Evaluation of a Simple Blood Culture Amplification and Antigen Detection Method for Diagnosis of Salmonella enterica Serovar Typhi Bacteremia
Castonguay-Vanier J., Davong V., Bouthasavong L., Sengdetka D., Simmalavong M., Seupsavith A., Dance DAB., Baker S., Le Thi Phuong T., Vongsouvath M., Newton PN.

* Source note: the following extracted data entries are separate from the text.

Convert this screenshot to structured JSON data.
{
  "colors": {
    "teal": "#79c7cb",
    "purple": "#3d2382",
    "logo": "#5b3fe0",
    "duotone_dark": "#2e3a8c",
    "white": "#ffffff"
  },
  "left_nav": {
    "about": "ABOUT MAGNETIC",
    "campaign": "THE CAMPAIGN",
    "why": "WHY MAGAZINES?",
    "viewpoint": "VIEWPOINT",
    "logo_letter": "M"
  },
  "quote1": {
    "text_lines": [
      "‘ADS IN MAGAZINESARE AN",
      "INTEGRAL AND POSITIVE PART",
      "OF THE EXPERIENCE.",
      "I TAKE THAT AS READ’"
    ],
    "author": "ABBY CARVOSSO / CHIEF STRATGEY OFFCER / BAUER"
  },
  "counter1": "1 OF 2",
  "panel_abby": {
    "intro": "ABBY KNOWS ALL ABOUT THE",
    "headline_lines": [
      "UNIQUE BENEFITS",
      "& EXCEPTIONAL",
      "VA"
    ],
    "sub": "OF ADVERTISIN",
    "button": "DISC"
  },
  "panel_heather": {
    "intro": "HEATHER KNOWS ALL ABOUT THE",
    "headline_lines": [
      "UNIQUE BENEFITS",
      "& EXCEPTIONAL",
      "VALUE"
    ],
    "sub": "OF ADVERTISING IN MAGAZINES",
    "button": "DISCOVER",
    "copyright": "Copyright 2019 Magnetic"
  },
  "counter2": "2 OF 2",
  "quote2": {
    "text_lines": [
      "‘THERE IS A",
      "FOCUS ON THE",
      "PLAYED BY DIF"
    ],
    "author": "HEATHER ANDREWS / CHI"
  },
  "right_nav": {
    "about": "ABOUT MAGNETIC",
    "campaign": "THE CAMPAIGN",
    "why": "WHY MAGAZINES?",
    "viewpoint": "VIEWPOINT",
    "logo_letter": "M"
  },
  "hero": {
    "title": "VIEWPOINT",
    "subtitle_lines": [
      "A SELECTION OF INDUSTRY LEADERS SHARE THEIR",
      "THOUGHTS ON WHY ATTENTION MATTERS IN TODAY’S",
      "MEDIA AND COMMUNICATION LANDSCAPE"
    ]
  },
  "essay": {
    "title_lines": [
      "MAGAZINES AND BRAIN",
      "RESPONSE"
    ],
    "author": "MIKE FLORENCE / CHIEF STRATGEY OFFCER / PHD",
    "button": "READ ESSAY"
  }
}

ABSTRACT In most areas where typhoid is endemic, laboratory diagnosis is not possible due to the lack of appropriate facilities. We investigated whether the combination of blood culture amplification of Salmonella enterica serovar Typhi with an S. Typhi antigen rapid diagnostic test (RDT) could be an accurate and inexpensive tool for the accelerated diagnosis of patients with acute typhoid in Laos. For a panel of 23 Gram-negative reference pathogens, the Standard Diagnostics (catalog no. 15FK20; Kyonggi-do, South Korea) RDT gave positive results for S. Typhi NCTC 8385, S. Typhi NCTC 786 (Vi negative), Salmonella enterica serovar Enteritidis (ATCC 13076), and Salmonella enterica serovar Ndolo NCTC 8700 (all group D). In a prospective study of 6,456 blood culture bottles from 3,028 patients over 15 months, 392 blood culture bottles (6.1%) from 221 (7.3%) patients had Gram-negative rods (GNRs) seen in the blood culture fluid. The sensitivity, negative predictive value, specificity, and positive predictive value were 96.7%, 99.5%, 97.9%, and 87.9%, respectively, for patients with proven S. Typhi bacteremia and 91.2%, 98.4%, 98.9%, and 93.9% for patients with group D Salmonella . The median (range) number of days between diagnosis by RDT and reference assays was 1 (−1 to +2) day for those with confirmed S. Typhi . The use of antigen-based pathogen detection in blood culture fluid may be a useful, relatively rapid, inexpensive, and accurate technique for the identification of important causes of bacteremia in the tropics.